At this time of year as the local amphibians start to go into hibernation, the tiny mammals start to think about where they're going to live during the long, dark and damp winter months. Some of these rodents think that it would be a jolly good idea to live in our house. The holes in the house that allow water and sewage in and out of our house make a nice way in and out for small rodents as well.
We normally find mice under our sink. This has historically been a good spot for them. They are protected from what ever cat or cats we have living in the house as there are tight fitting cabinet doors that protect the under-the-sink area. There is a way in via the plumbing I mentioned before. To add to that the fact that the internationally recognised place for the kitchen rubbish is under the sink. This provides the food that mice will need to live and indeed breed over the long winter months.

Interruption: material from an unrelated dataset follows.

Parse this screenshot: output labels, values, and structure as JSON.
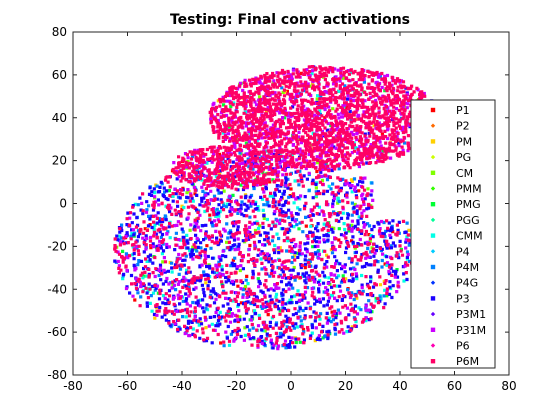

I keep mousetraps set under the sink all year long but it is in the autumn that they trap has to be emptied most frequently. I'm not squeamish about these things. The trap just gets new bait and re-set. I keep meaning to block these holes with steel wool, but I never remember to buy some when I am in a hardware store or a D.I.Y. hypermarket.
Earlier in the autumn, our mousetrap broke. It was banged against the side of the wheelie bin a bit too vigorously and it broke. I stopped by a local shop on my lunch break and got another mousetrap (they may have sold steel wool but I seem to have a thing about not remembering it). It was the same model mousetrap as the broken one and the same sort of mousetrap I have been used to using for decades.
|Fairly reliable mousetrap|
I re-baited and re-set the mousetrap. Then again the next day the trap needed to be re-baited. I put new peanut butter on the mousetrap each day for a week while thinking that this new mousetrap was not very good.